Foued, quant à lui, représente un peu la génération de ceux qui ne sont ni d'ici ni d'ailleurs, et qui se cherchent. Il voit ce que le rêve a fait de son père, et ne veut pas être déçu. Mais ses actes ne sont pas uniquement dus à cela. Il ne voit que la facilité, la rébellion. Il ne veut pas non plus être comme Ahlème qui trime pour porter la famille à bout de bras. Foued ne veut pas de tout cela, il veut du concret. Le lecteur comprend qu'il se laisse aller à la facilité tout en le blâmant de faire souffrir sa soeur, et quelque part, son père. Si celui-ci ne se rend pas compte de tout, il sent bien que quelque chose ne va pas, surtout quand Foued se moque de sa moustache. Cette scène montre bien à quel point Foued se fiche de l'autorité, d'autant plus qu'il a perdu certains repères.

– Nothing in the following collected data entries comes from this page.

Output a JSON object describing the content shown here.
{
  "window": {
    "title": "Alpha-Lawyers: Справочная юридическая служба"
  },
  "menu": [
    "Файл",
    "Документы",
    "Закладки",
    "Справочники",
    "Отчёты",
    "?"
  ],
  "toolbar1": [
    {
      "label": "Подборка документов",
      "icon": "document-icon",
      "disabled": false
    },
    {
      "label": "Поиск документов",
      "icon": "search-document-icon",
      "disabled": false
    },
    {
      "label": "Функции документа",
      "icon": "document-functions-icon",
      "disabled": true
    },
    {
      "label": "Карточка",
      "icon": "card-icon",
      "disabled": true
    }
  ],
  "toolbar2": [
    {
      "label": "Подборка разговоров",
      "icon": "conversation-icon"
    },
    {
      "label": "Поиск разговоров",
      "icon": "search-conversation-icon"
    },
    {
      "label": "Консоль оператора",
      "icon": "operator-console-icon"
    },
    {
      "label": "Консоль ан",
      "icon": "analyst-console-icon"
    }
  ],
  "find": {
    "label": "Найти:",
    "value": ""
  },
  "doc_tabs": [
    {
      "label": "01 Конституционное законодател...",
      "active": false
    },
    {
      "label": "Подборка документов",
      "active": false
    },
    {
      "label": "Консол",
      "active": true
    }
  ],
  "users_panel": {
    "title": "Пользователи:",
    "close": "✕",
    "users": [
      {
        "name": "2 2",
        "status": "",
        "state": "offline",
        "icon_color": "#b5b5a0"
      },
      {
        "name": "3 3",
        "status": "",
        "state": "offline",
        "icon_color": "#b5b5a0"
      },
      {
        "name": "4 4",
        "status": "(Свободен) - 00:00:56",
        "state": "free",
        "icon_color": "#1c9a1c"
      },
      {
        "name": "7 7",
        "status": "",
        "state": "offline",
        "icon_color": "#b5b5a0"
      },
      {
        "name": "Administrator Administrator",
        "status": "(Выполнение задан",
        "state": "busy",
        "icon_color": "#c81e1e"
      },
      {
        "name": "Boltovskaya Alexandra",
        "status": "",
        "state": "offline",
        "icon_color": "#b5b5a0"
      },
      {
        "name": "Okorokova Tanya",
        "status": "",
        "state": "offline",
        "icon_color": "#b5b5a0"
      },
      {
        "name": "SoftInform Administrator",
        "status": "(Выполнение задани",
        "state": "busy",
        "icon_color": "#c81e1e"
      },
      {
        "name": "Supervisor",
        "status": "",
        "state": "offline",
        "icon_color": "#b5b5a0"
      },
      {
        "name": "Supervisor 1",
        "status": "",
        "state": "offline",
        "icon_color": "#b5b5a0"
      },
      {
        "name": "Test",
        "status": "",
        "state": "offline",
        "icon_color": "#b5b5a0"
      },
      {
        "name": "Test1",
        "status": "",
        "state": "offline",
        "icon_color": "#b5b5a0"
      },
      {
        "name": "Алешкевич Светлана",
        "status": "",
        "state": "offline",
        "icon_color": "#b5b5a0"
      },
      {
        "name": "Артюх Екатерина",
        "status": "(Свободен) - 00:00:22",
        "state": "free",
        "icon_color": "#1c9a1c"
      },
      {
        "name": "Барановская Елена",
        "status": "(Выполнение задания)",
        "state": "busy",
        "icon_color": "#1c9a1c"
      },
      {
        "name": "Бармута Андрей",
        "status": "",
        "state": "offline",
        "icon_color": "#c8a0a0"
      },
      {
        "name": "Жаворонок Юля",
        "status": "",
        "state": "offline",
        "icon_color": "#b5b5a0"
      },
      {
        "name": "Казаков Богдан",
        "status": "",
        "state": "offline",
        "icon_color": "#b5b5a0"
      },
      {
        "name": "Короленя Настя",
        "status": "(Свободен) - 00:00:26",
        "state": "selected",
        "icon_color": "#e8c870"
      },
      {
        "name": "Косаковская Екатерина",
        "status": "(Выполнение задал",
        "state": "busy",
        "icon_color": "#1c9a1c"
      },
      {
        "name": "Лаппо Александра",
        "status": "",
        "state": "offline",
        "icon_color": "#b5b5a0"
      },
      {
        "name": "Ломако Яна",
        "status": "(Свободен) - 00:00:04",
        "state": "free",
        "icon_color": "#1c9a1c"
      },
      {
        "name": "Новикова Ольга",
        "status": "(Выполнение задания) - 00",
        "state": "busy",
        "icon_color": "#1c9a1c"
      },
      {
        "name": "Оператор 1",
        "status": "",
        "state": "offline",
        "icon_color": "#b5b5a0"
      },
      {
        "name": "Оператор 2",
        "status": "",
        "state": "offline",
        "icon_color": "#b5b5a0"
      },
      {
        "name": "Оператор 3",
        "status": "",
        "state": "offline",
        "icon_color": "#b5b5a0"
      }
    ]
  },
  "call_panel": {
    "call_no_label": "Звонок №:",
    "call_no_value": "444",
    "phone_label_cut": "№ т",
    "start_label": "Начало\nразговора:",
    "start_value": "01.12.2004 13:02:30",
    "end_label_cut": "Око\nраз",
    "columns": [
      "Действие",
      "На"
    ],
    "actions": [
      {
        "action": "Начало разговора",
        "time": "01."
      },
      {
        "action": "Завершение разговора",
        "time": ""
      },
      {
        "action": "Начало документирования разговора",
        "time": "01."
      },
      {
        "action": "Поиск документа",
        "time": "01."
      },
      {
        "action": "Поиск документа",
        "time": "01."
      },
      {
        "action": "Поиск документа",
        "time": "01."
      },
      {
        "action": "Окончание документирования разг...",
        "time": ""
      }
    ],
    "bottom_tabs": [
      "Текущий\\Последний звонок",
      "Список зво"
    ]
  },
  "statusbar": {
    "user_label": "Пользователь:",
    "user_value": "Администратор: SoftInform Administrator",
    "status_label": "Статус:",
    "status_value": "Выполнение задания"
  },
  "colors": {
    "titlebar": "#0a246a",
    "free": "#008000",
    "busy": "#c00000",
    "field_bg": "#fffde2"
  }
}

Le roman ne tombe pas dans les clichés et la mièvrerie. L'auteur se contente d'exposer certains faits. Elle parle bien sûr de l'intolérance, du racisme, des différentes façons dont chacun les gère. La scène la plus grotesque est celle où le mari de la voisine d'Ahlème cherche «gibon» dans le dictionnaire. Une fois qu'il l'a trouvé, il se contente d'un commentaire sobre, un brin humoristique. Mais sa frénésie et sa sobriété même montrent qu'il en souffre. Il est habitué, mais il y a des choses auxquelles on ne peut jamais s'habituer tout à fait.

Outre la gravité de certains passages, l'auteur arrose son livre d'humour, ce qui aide à mieux faire passer les rêves brisés. L'humour est notamment représenté par Linda, l'amie d'Ahlème, qui connaît toujours les derniers ragots en date, et les expose bruyamment. D'une manière générale, les passages où l'héroïne est avec ses amies sont un signe de détente.

L'héroïne pourrait sembler être la fille parfaite sur qui les malheurs s'accumulent. Malheureusement, son histoire est assez banale. Elle est sympathique au lecteur qui admire sa ténacité, qui comprend ses colères, ses rêves, ses chagrins, ses abandons.

Bref, un livre juste qui expose sans hargne, qui explique sans acrimonie. Je vous le recommande vivement.
Le titre est très bien trouvé, car approprié à l'histoire et aux personnages décrits.

Éditeur: Hachette littérature.
La version audio que j'ai entendue a été enregistrée par Jocelyne Corbaz pour la Bibliothèque Sonore Romande.